Add design doc for adapter listening to the catalog #25944

jkosh44 · 2024-03-11T20:17:14Z

Motivation

Tips for reviewer

Checklist

This PR has adequate test coverage / QA involvement has been duly considered.
This PR has an associated up-to-date design doc, is a design doc (template), or is sufficiently small to not require a design.
If this PR evolves an existing $T ⇔ Proto$T mapping (possibly in a backwards-incompatible way), then it is tagged with a T-proto label.
If this PR will require changes to cloud orchestration or tests, there is a companion cloud PR to account for those changes that is tagged with the release-blocker label (example).
This PR includes the following user-facing behavior changes:

danhhz · 2024-03-11T20:48:56Z

doc/developer/design/20240311_adapter_catalog_listen.md

+    }
+
+    /// Update in-memory catalog state and generate builtin table updates and controller commands. 
+    fn apply_updates(&mut self, updates: Vec<StateUpdate>) -> (Vec<BuiltinTableUpdate>, Vec<ControllerCommand>) {


Ah cool, and you don't have to worry about idempotence because "Multi-subscriber catalog" is out of scope, nice!

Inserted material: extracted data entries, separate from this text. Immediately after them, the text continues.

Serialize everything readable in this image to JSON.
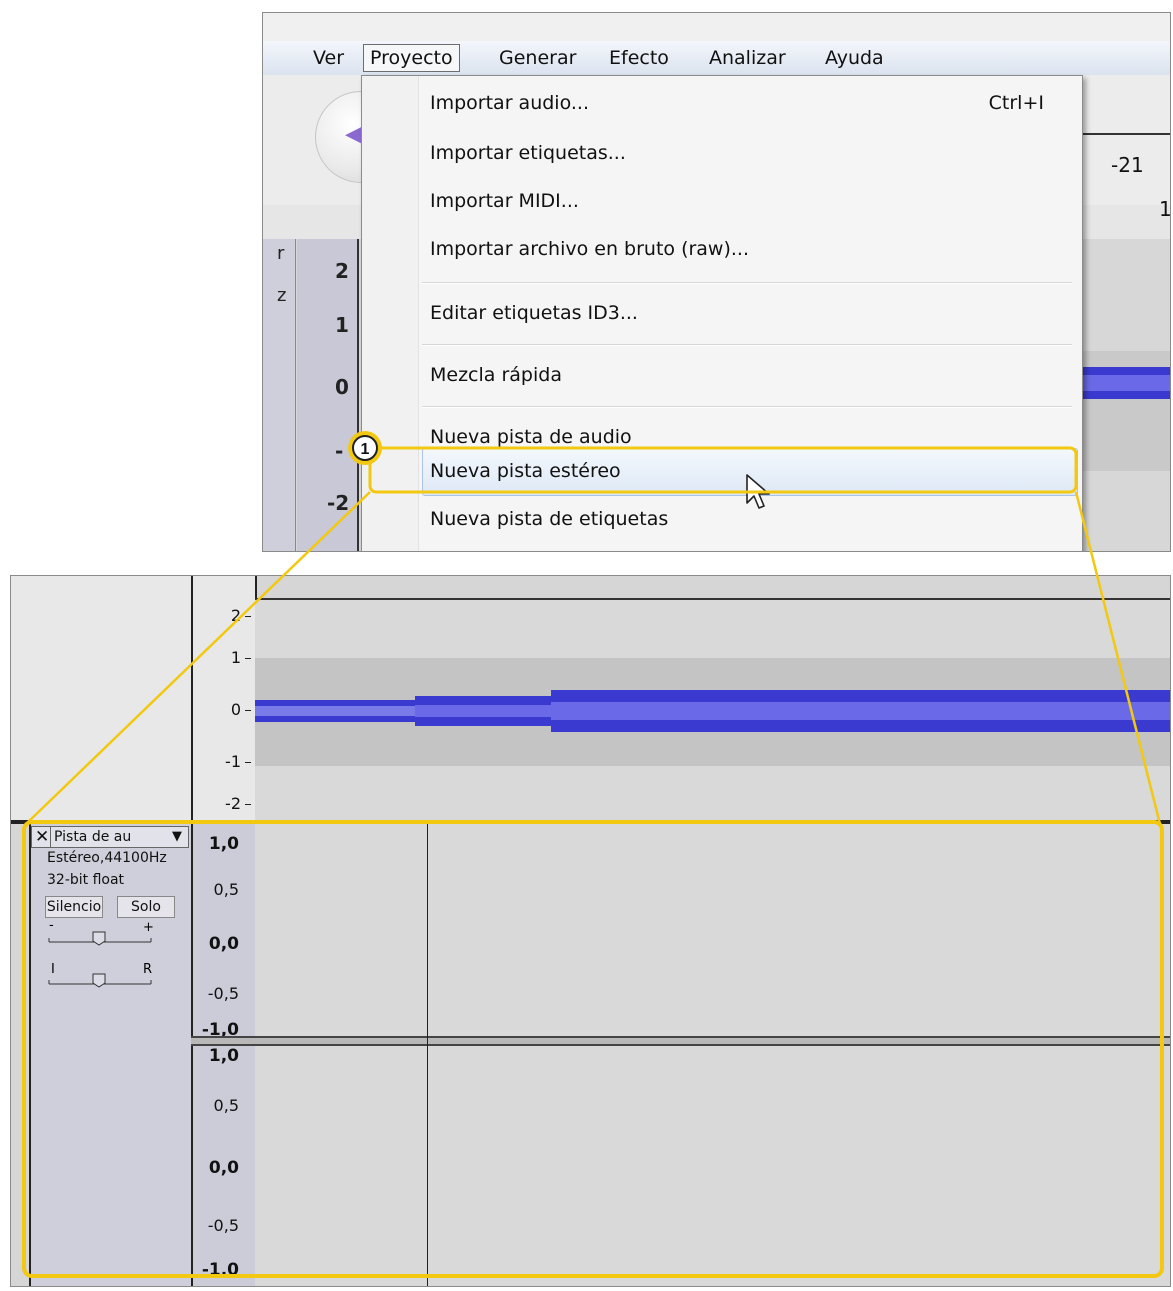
{
  "menubar": {
    "items": [
      {
        "label": "Ver",
        "active": false
      },
      {
        "label": "Proyecto",
        "active": true
      },
      {
        "label": "Generar",
        "active": false
      },
      {
        "label": "Efecto",
        "active": false
      },
      {
        "label": "Analizar",
        "active": false
      },
      {
        "label": "Ayuda",
        "active": false
      }
    ]
  },
  "top_partial": {
    "level_readout": "-21",
    "ruler_value": "1",
    "scale_labels": [
      "2",
      "1",
      "0",
      "-",
      "-2"
    ],
    "side_letter_1": "r",
    "side_letter_2": "z"
  },
  "dropdown": {
    "items": [
      {
        "label": "Importar audio...",
        "shortcut": "Ctrl+I"
      },
      {
        "label": "Importar etiquetas...",
        "shortcut": ""
      },
      {
        "label": "Importar MIDI...",
        "shortcut": ""
      },
      {
        "label": "Importar archivo en bruto (raw)...",
        "shortcut": ""
      },
      {
        "label": "Editar etiquetas ID3...",
        "shortcut": ""
      },
      {
        "label": "Mezcla rápida",
        "shortcut": ""
      },
      {
        "label": "Nueva pista de audio",
        "shortcut": ""
      },
      {
        "label": "Nueva pista estéreo",
        "shortcut": "",
        "highlighted": true
      },
      {
        "label": "Nueva pista de etiquetas",
        "shortcut": ""
      }
    ]
  },
  "callout": {
    "number": "1",
    "color": "#f2c811"
  },
  "bottom": {
    "top_track_scale": [
      "2",
      "1",
      "0",
      "-1",
      "-2"
    ],
    "new_track": {
      "name": "Pista de au",
      "close_glyph": "✕",
      "menu_glyph": "▼",
      "format": "Estéreo,44100Hz",
      "bit_depth": "32-bit float",
      "mute_label": "Silencio",
      "solo_label": "Solo",
      "gain_minus": "-",
      "gain_plus": "+",
      "pan_left": "I",
      "pan_right": "R",
      "channel_scale": [
        "1,0",
        "0,5",
        "0,0",
        "-0,5",
        "-1,0"
      ]
    }
  },
  "colors": {
    "waveform": "#3a3ad0",
    "waveform_light": "#6a6ae8",
    "accent_yellow": "#f2c811"
  }
}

danhhz · 2024-03-11T20:51:51Z

doc/developer/design/20240311_adapter_catalog_listen.md

+        // IMPORTANT: This may trigger a catalog transaction which only updates the durable catalog.
+        self.sequence_X(plan);
+        // ...
+        let (builtin_table_updates, controller_commands) = self.catalog.sync().await;


So this sync could potentially get two things worth of updates depending on races, but again, that's fine because we're not doing "Multi-subscriber" yet

Can you expand on this a bit? The race here is that multiple subscribers will get the exact same set of builtin_table_updates and controller_commands. If they all try and apply them, then we'll end up with duplicate rows in the builtin tables and who knows what in storage/compute. However, there shouldn't be a race in updating the state of catalog. I.e. all subscribers should have the exactly correct state of objects in catalog.

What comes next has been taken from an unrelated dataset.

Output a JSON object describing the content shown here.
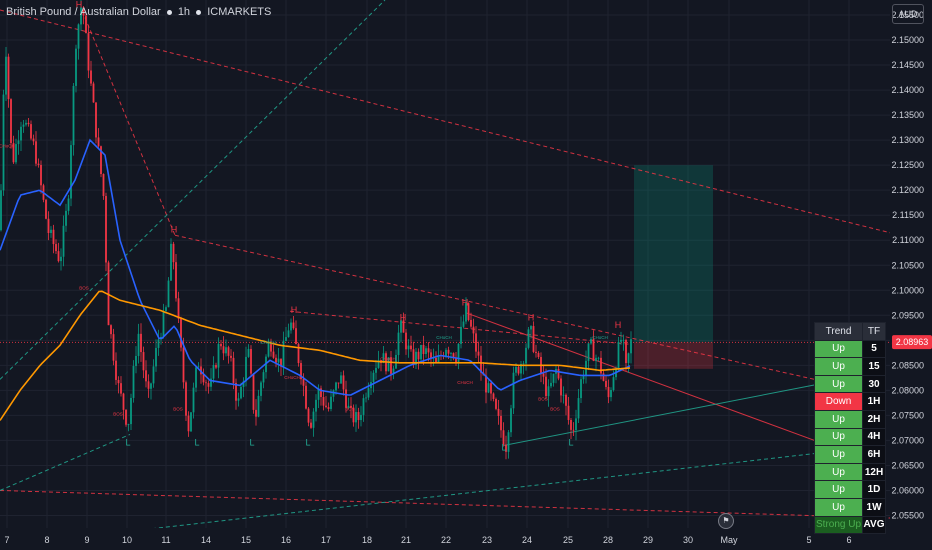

Ah, it's possible that the race I was imagining doesn't exist, but I was picturing two pgwire sessions concurrently running e.g. a CREATE TABLE. They'd write to the durable catalog in some order, but who knows in what order they'd call sync

It is possible that two catalogs are arbitrarily ahead/behind each other. However, they will observe the changes to the persist shard in the same order. For example consider the following orderings:

A creates table t1.

B creates table t2.

A calls sync and observes t1 and t2.

B calls sync and observes t1 and t2.

A creates table t1.

B creates table t2.

B calls sync and observes t1 and t2.

A calls sync and observes t1 and t2.

A creates table t1.

A calls sync and observes t1.

B creates table t2.

B calls sync and observes t1 and t2.

etc.

I think maybe the piece that is not clear from my doc is that calling catalog.sync() has no effect on other catalogs. Which events have already been consumed or not will be stored entirely in memory and not durably written down anywhere.

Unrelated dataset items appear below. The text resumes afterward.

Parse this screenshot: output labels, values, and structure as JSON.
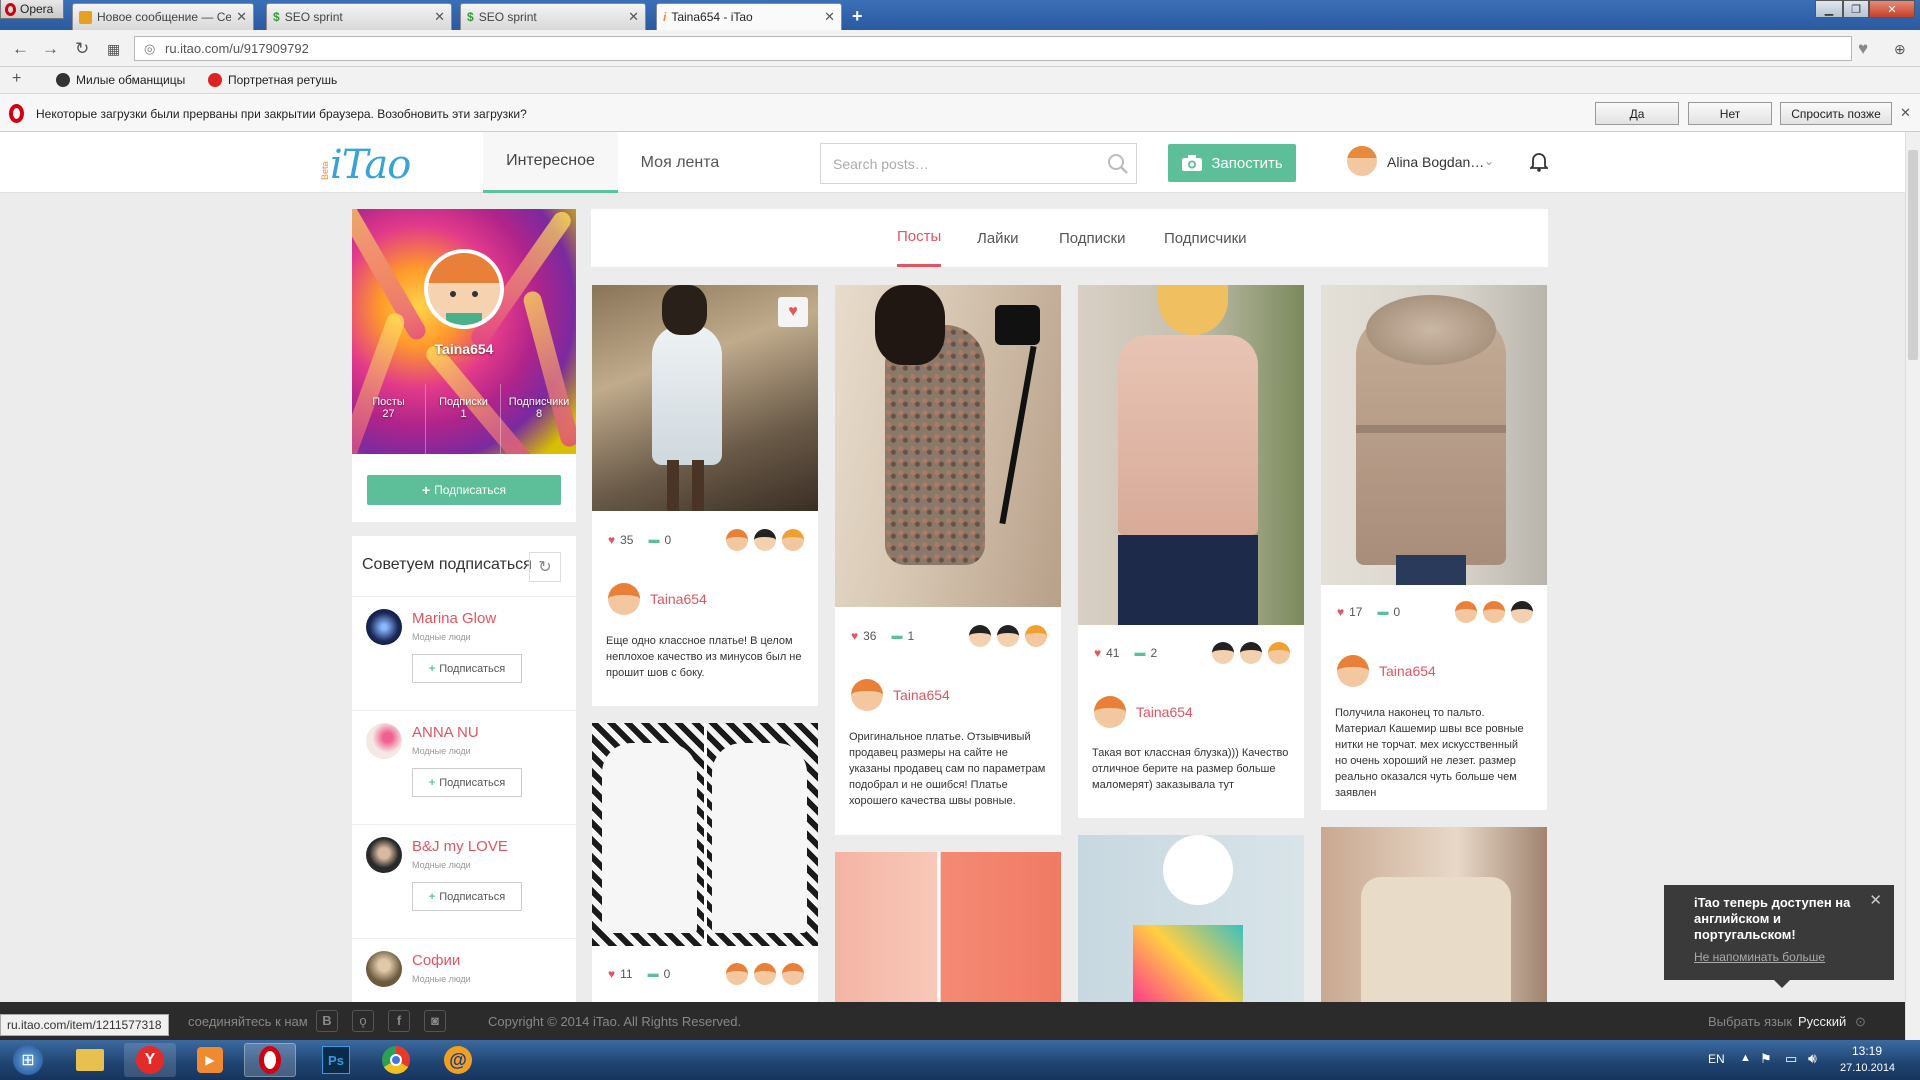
{
  "browser": {
    "opera_label": "Opera",
    "tabs": [
      {
        "title": "Новое сообщение — Се",
        "color": "#e8a020"
      },
      {
        "title": "SEO sprint",
        "color": "#3a9a3a"
      },
      {
        "title": "SEO sprint",
        "color": "#3a9a3a"
      },
      {
        "title": "Taina654 - iTao",
        "color": "#f08a3c"
      }
    ],
    "url": "ru.itao.com/u/917909792",
    "bookmarks": [
      "Милые обманщицы",
      "Портретная ретушь"
    ],
    "infobar": {
      "message": "Некоторые загрузки были прерваны при закрытии браузера. Возобновить эти загрузки?",
      "yes": "Да",
      "no": "Нет",
      "later": "Спросить позже"
    }
  },
  "site": {
    "logo": "iTao",
    "beta": "Beta",
    "nav": [
      "Интересное",
      "Моя лента"
    ],
    "search_placeholder": "Search posts…",
    "post_button": "Запостить",
    "user_name": "Alina Bogdan…"
  },
  "profile": {
    "name": "Taina654",
    "stats": [
      {
        "label": "Посты",
        "value": "27"
      },
      {
        "label": "Подписки",
        "value": "1"
      },
      {
        "label": "Подписчики",
        "value": "8"
      }
    ],
    "subscribe": "Подписаться"
  },
  "recommend": {
    "title": "Советуем подписаться",
    "items": [
      {
        "name": "Marina Glow",
        "sub": "Модные люди",
        "button": "Подписаться"
      },
      {
        "name": "ANNA NU",
        "sub": "Модные люди",
        "button": "Подписаться"
      },
      {
        "name": "B&J my LOVE",
        "sub": "Модные люди",
        "button": "Подписаться"
      },
      {
        "name": "Софии",
        "sub": "Модные люди",
        "button": ""
      }
    ]
  },
  "profile_tabs": [
    "Посты",
    "Лайки",
    "Подписки",
    "Подписчики"
  ],
  "posts": [
    {
      "likes": "35",
      "comments": "0",
      "author": "Taina654",
      "text": "Еще одно классное платье! В целом неплохое качество из минусов был не прошит шов с боку."
    },
    {
      "likes": "36",
      "comments": "1",
      "author": "Taina654",
      "text": "Оригинальное платье. Отзывчивый продавец размеры на сайте не указаны продавец сам по параметрам подобрал и не ошибся! Платье хорошего качества швы ровные."
    },
    {
      "likes": "41",
      "comments": "2",
      "author": "Taina654",
      "text": "Такая вот классная блузка))) Качество отличное берите на размер больше маломерят) заказывала тут"
    },
    {
      "likes": "17",
      "comments": "0",
      "author": "Taina654",
      "text": "Получила наконец то пальто. Материал Кашемир швы все ровные нитки не торчат. мех искусственный но очень хороший не лезет. размер реально оказался чуть больше чем заявлен"
    },
    {
      "likes": "11",
      "comments": "0"
    }
  ],
  "footer": {
    "connect": "соединяйтесь к нам",
    "copyright": "Copyright © 2014 iTao. All Rights Reserved.",
    "choose_lang": "Выбрать язык",
    "lang": "Русский",
    "status_url": "ru.itao.com/item/1211577318"
  },
  "toast": {
    "text": "iTao теперь доступен на английском и португальском!",
    "link": "Не напоминать больше"
  },
  "taskbar": {
    "lang": "EN",
    "time": "13:19",
    "date": "27.10.2014"
  }
}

Just to check my own understanding, as you've written it, there's no possibility of concurrency between a call to sequence and a call to sync, right? That's all happening on the coord main loop, right? So you're guaranteed that every sequence_foo will be immediately followed by a call to sync, without the possibility of the coordinator running off and sequencing another command?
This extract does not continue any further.